Corriere del Veneto (Vicenza e Bassano)
Meredith Monk o la forza dell’atemporalità
Atemporalità.
La musica di Meredith Monk (1942) ha questa forza straordinaria. A volte sembra provenire dal passato remoto. Altre volte da un futuro lontano. Ma è anche e soprattutto musica del nostro presente. Da più di mezzo secolo con la sua voce incantatoria, estrema, spirituale e carnale al contempo, ha aperto nuove vie all’idea di performance. E l’altra sera il bellissimo pubblico, fatto di giovani e meno giovani, accorso da tutt’Italia per la sua unica data al Teatro Olimpico di Vicenza, non voleva lasciarla andare via.
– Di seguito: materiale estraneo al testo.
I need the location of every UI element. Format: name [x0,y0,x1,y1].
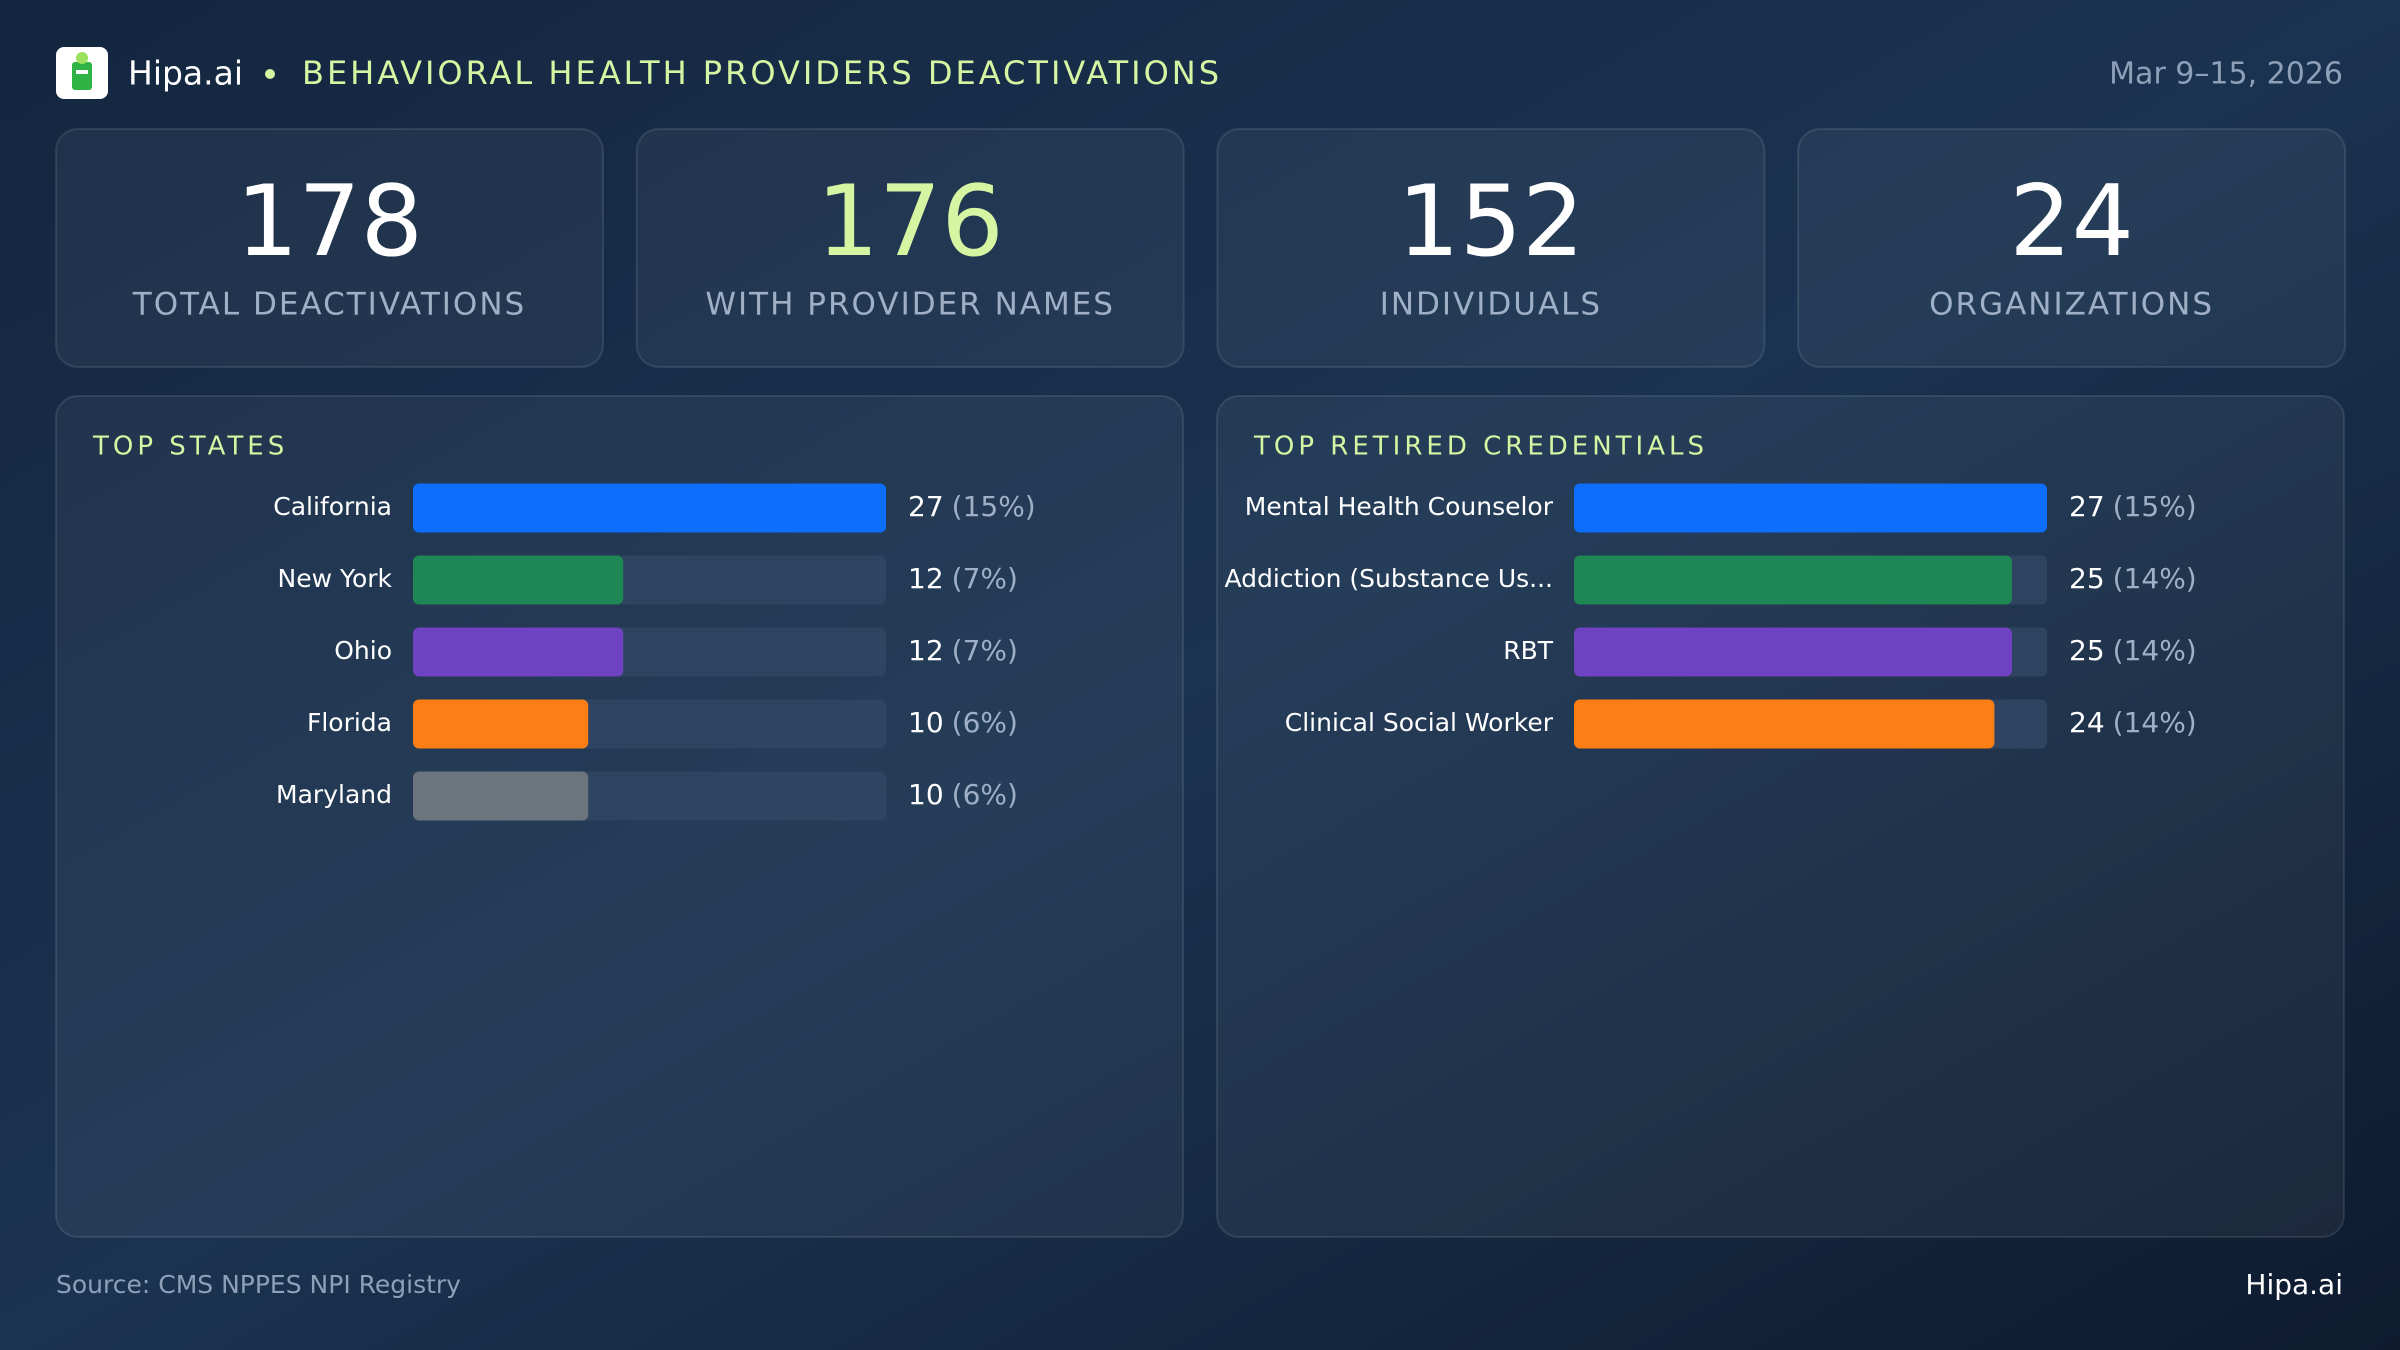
kpi-value: 178 [236,165,423,279]
category-label: Maryland [276,780,392,809]
value-number: 27 [2069,490,2105,523]
value-share: (6%) [952,778,1018,811]
date-range: Mar 9–15, 2026 [2109,57,2343,92]
value-label: 25 (14%) [2069,634,2197,667]
bar [1574,555,2012,605]
value-number: 25 [2069,634,2105,667]
kpi-card-bg [55,128,604,368]
panel-title: TOP STATES [92,432,288,462]
chart-panel: TOP RETIRED CREDENTIALS Mental Health Cou… [1216,395,2345,1238]
bar [1574,699,1995,749]
category-label: Ohio [334,636,392,665]
value-label: 10 (6%) [908,778,1018,811]
value-label: 27 (15%) [2069,490,2197,523]
kpi-card: 152 INDIVIDUALS [1216,128,1766,368]
bar [413,483,886,533]
category-label: Addiction (Substance Us... [1225,564,1554,593]
kpi-label: TOTAL DEACTIVATIONS [132,287,526,323]
value-number: 10 [908,778,944,811]
category-label: California [273,492,392,521]
value-label: 25 (14%) [2069,562,2197,595]
kpi-card-bg [1797,128,2347,368]
kpi-card: 176 WITH PROVIDER NAMES [635,128,1185,368]
separator-dot [265,69,275,79]
kpi-card-bg [635,128,1185,368]
kpi-label: WITH PROVIDER NAMES [705,287,1115,323]
panel-bg [1216,395,2345,1238]
bar [413,771,589,821]
kpi-value: 152 [1397,165,1584,279]
kpi-card: 178 TOTAL DEACTIVATIONS [55,128,604,368]
value-share: (14%) [2113,562,2197,595]
bar [413,627,624,677]
value-share: (7%) [952,634,1018,667]
value-number: 27 [908,490,944,523]
value-share: (7%) [952,562,1018,595]
page-title: BEHAVIORAL HEALTH PROVIDERS DEACTIVATION… [302,54,1222,92]
value-label: 24 (14%) [2069,706,2197,739]
value-number: 25 [2069,562,2105,595]
category-label: Mental Health Counselor [1245,492,1554,521]
brand: Hipa.ai [128,54,243,93]
value-number: 10 [908,706,944,739]
bar [413,699,589,749]
bar [1574,627,2012,677]
value-number: 24 [2069,706,2105,739]
logo [56,47,108,99]
kpi-value: 24 [2009,165,2134,279]
bar [1574,483,2047,533]
panel-title: TOP RETIRED CREDENTIALS [1253,432,1708,462]
source-note: Source: CMS NPPES NPI Registry [56,1270,461,1299]
value-share: (15%) [2113,490,2197,523]
value-label: 12 (7%) [908,562,1018,595]
value-share: (14%) [2113,706,2197,739]
value-share: (14%) [2113,634,2197,667]
kpi-row: 178 TOTAL DEACTIVATIONS 176 WITH PROVIDER N… [55,128,2347,368]
kpi-value: 176 [817,165,1004,279]
category-label: RBT [1503,636,1554,665]
value-label: 27 (15%) [908,490,1036,523]
kpi-label: INDIVIDUALS [1380,287,1602,323]
value-label: 12 (7%) [908,634,1018,667]
bar [413,555,624,605]
value-share: (15%) [952,490,1036,523]
category-label: New York [278,564,393,593]
kpi-card: 24 ORGANIZATIONS [1797,128,2347,368]
kpi-label: ORGANIZATIONS [1929,287,2214,323]
value-number: 12 [908,562,944,595]
kpi-card-bg [1216,128,1766,368]
value-label: 10 (6%) [908,706,1018,739]
footer-brand: Hipa.ai [2245,1268,2343,1301]
value-number: 12 [908,634,944,667]
category-label: Florida [307,708,392,737]
value-share: (6%) [952,706,1018,739]
category-label: Clinical Social Worker [1285,708,1554,737]
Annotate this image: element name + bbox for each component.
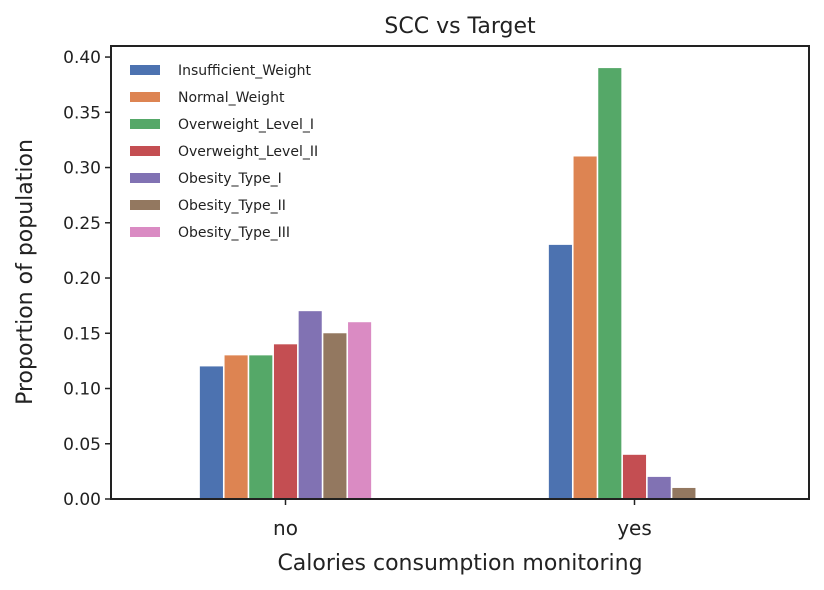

Monk ha presentato Duet Behavior, il suo progetto in duo con il
percussionista John Hollenbeck, spalancando finestre su finestre all’interno dei brani che hanno maggiormente caratterizzato la sua carriera - Songs from the Hill (1975-1976), Light Songs (1988), Book of Days (1988), Cellular Songs (2017) -, ai quali ha aggiunto alcune creazioni più recenti. Piccola e minuta, con le sue immancabili trecce, un sorriso largo e cullante, l’ottantunenne cantante americana ha raccontato ogni brano, ogni sezione del concerto. Il momento più alto è stato raggiunto quando si è seduta al pianoforte per eseguireMadwoman’s Vision, brano tratto dal suo «Book of Days» (l’imperdibile disco è stato pubblicato da Ecm nel 1990). Tutto era immobile. Sospeso. Pochi accordi di pianoforte. Cadenzati. Come il rintocco di una campana. E poi la sua voce camaleontica, che snocciola una meraviglia dopo l’altra. Commovente è dir poco. Sembra il viaggio verso l’unità originaria della bellezza e del dolore, dei colori, di ciò che non è stato vissuto. La sua performance sollecita l’intera immersione dei sensi di chi ascolta. È musica che al contempo possiede il profumo dell’eterno e l’incertezza dell’esistenza. Il concerto, con fra l’altro una ripresa del suono straordinaria, è stato il prologo al 77° Ciclo di Spettacoli Classici che, per il biennio 20242025, è stato affidato a due artisti che ci piace definire quanto meno necessari, Ermanna Montanari e Marco Martinelli, fondatori del Teatro delle Albe e di Ravenna Teatro.